The War On Poverty

“The official poverty rate in the United States, defined as lacking resources for life’s basic needs, was 19% in 1964. It had fallen to 12.1% by 1969, the year Johnson left office. Last year, it stood at 15%.”
— USA Today.

What would a victory in the War on Poverty look like?  Our inner cities would not be places of despair and hopelessness, and they would not be zones of violence where most Americans fear to tread.  Hunger in America has been overstated by fundraising ads (food stamps feed 45 million Americans, and the USDA runs 14 other food programs), but by any other measure—murders, drug overdoses, despair, alcohol abuse, fatherless parenting that dooms the next generation to more of the same—our inner cities are in a constant state of crisis.

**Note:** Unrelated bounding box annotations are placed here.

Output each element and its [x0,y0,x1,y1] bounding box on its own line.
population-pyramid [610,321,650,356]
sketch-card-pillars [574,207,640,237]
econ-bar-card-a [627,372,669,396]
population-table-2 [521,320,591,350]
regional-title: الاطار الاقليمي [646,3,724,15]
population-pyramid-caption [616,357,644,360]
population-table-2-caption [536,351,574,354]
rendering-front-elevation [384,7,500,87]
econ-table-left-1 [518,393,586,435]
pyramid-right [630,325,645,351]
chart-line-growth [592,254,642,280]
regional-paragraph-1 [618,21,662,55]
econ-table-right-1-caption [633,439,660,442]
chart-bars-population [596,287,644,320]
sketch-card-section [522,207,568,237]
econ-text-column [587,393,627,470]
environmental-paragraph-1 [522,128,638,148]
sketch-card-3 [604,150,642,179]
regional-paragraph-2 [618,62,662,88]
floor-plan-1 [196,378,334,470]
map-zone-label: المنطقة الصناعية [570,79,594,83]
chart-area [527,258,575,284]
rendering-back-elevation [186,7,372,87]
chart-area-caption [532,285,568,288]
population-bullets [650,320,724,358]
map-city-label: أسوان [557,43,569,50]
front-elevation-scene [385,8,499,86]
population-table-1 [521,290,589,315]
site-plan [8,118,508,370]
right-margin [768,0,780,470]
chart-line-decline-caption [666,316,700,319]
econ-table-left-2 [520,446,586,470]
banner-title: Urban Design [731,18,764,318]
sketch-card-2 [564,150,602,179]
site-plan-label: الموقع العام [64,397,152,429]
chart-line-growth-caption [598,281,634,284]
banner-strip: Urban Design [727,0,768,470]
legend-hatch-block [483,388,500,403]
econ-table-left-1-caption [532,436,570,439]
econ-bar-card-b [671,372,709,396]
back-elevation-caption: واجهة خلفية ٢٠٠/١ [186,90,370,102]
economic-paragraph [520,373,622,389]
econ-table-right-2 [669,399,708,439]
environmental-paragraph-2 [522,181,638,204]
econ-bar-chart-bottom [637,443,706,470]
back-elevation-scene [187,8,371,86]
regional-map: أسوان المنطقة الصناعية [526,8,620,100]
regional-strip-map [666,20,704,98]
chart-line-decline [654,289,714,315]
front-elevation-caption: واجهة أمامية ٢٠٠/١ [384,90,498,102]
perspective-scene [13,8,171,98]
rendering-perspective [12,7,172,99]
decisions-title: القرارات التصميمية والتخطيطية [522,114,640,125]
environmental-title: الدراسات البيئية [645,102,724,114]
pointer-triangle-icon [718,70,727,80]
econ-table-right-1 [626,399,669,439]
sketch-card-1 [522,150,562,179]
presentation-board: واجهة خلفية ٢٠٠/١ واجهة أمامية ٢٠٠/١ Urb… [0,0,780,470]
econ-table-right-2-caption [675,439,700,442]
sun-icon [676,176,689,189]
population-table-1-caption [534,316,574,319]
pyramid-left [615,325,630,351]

NBC and Pew say that 38% of all African-American children live in poverty.  Front Page magazine says that we as a nation have spent “$20.7 trillion in 2011 dollars over the past 50 years on welfare programs, far exceeding what the U.S. has spent on every war it has fought.”

Speaker of the House Paul Ryan puts the figure much lower, at $15 trillion, but a report to members of Congress by The Congressional Research Service said that the War in Afghanistan, in 2011 dollars, cost just $321 billion.  Iraq cost $784 billion, the first Gulf War cost $102 billion, and Vietnam, in 2011 dollars, cost $738 billion.  President Johnson’s War on Poverty clearly cost far more than his War in Vietnam, and far more than all the wars that followed.

By Labor Day there had already been 500 murders in Chicago.  Last year there were 344 murders in Baltimore, and even little Milwaukee counted 145 homicides in a list offered by FactCheck.org, which was trying to make the point that homicides have declined.  They have—because we have imprisoned huge numbers of violent young men—but the murder totals they offered for just nine cities added up to 2,248 in 2015.

There wasn’t any year in which American troop deaths in Iraq and Afghanistan reached even half that figure.

The War on Poverty has been underway for 50 years, and we’re still losing.